The order placed Armenia’s armed forces on high alert and ordered the Defense Ministry to form special groups of officers and hand them weapons. Harutiunian also instructed the then commander of the army’s Yerevan garrison, General Yuri Khachaturov, to form a special command structure with essentially unlimited control over military units stationed in and around the Armenian capital.
Ter-Petrosian’s Armenian National Congress (HAK) denounced the leaked document as illegal, saying that the so-called “administration of garrison commander” effectively assumed the powers of the army’s General Staff in gross violation of Armenia’s constitution. HAK leaders also presented it as further proof that Kocharian illegally used the military against the protesting opposition before declaring a state of emergency in Yerevan late on March 1, 2008.
The opposition alliance wrote to Prime Minister Tigran Sarkisian last month demanding that Harutiunian’s directive be declared unconstitutional. Vahe Hovsepian, a lawyer who drew up the appeal, cited constitutional provisions that ban Armenia’s armed forces from taking sides in political disputes.

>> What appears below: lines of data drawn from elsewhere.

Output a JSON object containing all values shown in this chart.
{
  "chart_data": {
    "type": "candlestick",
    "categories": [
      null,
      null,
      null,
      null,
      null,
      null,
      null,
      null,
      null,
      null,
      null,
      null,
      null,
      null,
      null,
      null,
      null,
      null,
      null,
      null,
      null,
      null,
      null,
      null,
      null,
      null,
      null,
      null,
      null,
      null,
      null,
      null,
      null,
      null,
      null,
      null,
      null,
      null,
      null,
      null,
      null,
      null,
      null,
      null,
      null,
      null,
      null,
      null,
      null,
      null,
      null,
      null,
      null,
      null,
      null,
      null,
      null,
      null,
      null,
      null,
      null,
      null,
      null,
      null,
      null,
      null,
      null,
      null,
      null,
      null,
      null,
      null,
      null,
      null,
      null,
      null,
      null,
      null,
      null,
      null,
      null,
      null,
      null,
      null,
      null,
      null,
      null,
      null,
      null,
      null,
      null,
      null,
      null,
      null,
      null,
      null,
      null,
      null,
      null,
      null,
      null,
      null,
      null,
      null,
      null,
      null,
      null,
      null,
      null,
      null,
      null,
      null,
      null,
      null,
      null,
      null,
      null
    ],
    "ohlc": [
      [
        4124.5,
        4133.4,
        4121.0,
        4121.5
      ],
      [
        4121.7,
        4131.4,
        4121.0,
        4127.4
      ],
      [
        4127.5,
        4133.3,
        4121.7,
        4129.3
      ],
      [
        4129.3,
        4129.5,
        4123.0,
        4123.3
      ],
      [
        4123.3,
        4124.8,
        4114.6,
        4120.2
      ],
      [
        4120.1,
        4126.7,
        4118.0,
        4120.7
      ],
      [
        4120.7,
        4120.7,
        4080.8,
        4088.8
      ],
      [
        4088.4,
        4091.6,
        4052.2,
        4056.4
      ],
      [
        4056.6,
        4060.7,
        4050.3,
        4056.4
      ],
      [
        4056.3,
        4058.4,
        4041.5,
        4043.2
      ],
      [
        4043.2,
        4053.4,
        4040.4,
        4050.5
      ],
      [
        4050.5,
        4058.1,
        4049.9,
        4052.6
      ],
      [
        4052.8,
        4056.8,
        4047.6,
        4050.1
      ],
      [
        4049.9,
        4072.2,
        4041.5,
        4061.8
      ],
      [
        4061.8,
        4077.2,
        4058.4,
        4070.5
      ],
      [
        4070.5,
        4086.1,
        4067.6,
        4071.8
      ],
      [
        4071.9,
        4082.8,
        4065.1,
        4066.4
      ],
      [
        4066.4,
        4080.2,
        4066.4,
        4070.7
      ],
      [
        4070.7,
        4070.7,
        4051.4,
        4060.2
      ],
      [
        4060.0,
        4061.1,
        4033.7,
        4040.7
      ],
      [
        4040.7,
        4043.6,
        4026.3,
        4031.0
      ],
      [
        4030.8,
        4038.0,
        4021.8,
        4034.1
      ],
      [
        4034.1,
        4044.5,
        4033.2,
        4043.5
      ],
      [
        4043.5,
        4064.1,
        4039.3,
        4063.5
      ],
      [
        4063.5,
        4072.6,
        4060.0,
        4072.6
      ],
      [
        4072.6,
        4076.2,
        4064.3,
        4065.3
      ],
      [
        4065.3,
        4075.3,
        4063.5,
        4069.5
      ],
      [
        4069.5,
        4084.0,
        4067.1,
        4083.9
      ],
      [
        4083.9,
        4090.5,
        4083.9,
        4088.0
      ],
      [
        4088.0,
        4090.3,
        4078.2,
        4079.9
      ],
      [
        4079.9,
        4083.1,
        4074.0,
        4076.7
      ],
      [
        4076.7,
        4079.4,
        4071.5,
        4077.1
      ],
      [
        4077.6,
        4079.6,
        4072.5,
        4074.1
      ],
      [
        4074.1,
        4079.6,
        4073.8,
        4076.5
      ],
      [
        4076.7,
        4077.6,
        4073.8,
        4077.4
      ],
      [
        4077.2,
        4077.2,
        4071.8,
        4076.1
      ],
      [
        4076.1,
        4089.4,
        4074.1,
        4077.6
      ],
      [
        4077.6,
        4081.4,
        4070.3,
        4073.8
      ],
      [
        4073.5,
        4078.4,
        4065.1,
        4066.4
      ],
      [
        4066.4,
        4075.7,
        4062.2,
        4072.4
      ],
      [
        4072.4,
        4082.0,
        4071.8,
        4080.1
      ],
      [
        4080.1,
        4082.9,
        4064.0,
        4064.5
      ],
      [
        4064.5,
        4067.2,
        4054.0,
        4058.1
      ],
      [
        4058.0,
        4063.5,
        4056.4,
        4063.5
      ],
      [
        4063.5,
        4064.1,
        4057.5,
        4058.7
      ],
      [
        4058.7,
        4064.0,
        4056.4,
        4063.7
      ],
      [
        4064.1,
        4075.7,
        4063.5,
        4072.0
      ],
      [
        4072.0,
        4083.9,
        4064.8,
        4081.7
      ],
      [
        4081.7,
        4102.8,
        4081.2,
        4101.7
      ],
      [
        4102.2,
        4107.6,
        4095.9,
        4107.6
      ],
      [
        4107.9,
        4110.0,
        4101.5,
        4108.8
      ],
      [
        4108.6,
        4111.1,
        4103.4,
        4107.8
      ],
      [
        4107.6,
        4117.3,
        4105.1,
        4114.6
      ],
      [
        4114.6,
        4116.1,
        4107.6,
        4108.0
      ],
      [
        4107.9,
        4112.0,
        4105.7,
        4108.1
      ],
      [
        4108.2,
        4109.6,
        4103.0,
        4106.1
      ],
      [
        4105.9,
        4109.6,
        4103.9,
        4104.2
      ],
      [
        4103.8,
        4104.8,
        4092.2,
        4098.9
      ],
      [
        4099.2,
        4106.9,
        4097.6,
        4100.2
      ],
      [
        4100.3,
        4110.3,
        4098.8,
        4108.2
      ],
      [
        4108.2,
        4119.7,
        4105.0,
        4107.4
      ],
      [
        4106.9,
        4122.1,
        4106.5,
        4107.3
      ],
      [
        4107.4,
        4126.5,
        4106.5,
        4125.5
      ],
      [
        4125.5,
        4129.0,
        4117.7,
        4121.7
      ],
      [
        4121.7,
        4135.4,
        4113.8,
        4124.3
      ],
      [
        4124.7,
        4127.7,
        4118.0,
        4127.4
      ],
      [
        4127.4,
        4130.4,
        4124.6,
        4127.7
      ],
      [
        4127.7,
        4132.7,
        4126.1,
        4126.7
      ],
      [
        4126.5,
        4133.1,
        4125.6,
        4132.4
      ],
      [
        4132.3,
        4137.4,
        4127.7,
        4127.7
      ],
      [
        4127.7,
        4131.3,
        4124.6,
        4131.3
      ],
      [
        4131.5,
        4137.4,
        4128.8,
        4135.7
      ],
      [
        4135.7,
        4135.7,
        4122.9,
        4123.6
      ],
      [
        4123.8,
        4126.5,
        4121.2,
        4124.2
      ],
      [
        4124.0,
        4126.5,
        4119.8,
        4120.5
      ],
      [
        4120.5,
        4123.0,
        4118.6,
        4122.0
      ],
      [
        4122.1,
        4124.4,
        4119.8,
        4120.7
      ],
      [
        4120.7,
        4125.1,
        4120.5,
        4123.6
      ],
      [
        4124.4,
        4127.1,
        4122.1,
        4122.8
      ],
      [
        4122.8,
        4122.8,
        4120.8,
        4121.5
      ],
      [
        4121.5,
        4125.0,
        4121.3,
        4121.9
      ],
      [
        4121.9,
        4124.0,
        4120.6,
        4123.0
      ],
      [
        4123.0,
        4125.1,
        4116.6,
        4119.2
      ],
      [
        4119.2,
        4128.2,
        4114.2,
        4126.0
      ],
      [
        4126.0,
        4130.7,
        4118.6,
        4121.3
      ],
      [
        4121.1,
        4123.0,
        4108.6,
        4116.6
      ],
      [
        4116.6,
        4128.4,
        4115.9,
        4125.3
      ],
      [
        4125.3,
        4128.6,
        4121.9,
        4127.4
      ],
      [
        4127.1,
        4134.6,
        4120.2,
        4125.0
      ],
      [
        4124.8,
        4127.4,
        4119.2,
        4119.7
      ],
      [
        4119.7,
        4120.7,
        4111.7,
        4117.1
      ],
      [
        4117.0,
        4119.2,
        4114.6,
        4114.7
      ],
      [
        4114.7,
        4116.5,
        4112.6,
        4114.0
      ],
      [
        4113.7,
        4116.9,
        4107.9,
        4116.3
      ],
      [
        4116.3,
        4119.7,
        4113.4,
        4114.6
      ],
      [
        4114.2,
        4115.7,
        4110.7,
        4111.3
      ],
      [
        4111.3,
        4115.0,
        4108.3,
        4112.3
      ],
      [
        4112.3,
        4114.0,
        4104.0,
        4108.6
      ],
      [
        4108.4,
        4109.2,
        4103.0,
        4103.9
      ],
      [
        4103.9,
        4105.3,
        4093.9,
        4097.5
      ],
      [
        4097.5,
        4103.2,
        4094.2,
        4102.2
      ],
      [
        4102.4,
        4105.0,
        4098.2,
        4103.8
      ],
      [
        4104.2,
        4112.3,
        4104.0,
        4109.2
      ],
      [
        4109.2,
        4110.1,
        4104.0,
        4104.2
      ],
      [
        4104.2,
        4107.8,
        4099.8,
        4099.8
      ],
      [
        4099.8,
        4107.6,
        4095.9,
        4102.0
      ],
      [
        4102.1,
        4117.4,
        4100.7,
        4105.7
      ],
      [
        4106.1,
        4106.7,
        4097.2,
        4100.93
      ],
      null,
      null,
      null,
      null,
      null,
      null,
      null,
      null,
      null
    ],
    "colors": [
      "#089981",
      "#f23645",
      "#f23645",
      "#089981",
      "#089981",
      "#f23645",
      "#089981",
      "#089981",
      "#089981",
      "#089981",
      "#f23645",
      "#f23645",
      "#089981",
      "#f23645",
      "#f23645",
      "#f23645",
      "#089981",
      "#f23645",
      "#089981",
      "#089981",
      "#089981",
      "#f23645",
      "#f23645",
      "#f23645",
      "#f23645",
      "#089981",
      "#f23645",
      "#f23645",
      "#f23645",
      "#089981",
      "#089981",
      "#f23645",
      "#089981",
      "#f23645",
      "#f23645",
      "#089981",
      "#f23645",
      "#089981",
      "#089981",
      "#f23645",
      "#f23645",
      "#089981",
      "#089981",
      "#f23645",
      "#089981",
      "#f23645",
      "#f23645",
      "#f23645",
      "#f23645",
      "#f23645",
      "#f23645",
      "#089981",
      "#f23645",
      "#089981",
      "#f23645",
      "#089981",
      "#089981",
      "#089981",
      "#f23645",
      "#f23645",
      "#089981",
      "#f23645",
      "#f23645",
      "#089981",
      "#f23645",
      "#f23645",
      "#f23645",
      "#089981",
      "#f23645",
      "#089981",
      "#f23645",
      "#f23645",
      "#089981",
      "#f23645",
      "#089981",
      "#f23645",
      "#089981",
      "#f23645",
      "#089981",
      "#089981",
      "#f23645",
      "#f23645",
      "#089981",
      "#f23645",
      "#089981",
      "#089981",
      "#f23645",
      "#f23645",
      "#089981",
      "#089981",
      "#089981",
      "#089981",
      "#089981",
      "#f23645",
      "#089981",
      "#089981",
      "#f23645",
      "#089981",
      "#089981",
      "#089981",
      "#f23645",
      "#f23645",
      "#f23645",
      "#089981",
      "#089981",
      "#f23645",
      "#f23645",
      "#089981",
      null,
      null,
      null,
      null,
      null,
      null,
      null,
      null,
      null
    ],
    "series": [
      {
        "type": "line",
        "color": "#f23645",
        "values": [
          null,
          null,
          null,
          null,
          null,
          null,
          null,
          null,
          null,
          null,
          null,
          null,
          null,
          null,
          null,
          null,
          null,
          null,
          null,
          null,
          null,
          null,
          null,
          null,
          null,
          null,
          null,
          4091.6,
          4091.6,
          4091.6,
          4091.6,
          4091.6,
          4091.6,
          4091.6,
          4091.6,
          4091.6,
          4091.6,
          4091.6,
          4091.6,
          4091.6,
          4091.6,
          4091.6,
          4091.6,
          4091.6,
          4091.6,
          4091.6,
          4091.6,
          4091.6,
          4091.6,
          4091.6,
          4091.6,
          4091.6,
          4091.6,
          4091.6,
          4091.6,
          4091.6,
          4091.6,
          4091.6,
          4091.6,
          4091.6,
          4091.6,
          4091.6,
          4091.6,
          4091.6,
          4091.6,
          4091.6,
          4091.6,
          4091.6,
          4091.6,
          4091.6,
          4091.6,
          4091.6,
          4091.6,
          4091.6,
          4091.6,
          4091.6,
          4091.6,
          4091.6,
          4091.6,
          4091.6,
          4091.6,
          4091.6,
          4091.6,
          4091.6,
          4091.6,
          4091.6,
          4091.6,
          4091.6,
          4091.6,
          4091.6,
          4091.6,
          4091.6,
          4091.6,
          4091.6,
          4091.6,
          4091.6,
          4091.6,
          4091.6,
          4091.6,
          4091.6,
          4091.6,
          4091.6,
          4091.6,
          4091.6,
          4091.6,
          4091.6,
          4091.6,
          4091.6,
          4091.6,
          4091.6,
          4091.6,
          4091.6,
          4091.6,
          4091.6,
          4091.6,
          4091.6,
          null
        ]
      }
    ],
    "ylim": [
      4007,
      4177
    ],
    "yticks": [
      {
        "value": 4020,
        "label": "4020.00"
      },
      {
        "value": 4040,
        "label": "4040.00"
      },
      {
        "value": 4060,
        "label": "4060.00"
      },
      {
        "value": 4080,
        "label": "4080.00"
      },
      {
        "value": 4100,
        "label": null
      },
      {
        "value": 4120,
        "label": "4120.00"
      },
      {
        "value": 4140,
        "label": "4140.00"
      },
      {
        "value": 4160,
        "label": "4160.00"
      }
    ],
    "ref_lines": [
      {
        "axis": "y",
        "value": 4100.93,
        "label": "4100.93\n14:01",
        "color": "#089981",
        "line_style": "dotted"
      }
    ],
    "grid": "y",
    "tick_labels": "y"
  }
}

In a written response sent to Hovsepian this week, the government said that the directive did not require or amount to “use of the Armed Forces.” It said the high alert ordered by the defense minister was a routine action taken “at the tactical level of army management.”
Hovsepian rejected the explanation as baseless. “The fact is that the armed forces were used during the events of March 1, 2008,” he told RFE/RL’s Armenian service.
Defense Ministry spokesman Seyran Shahsvuvarian also defended the legality of the order. He claimed that army units were only told to guard “facilities of strategic importance” during the deadly unrest.
Shahsuvarian earlier confirmed that a former senior Defense Ministry official, Armen Sargsian, was arrested in December on suspicion of leaking the confidential document to “Haykakan Zhamanak.” Sargsian is expected to on trial soon on charges of disclosing a “state secret.”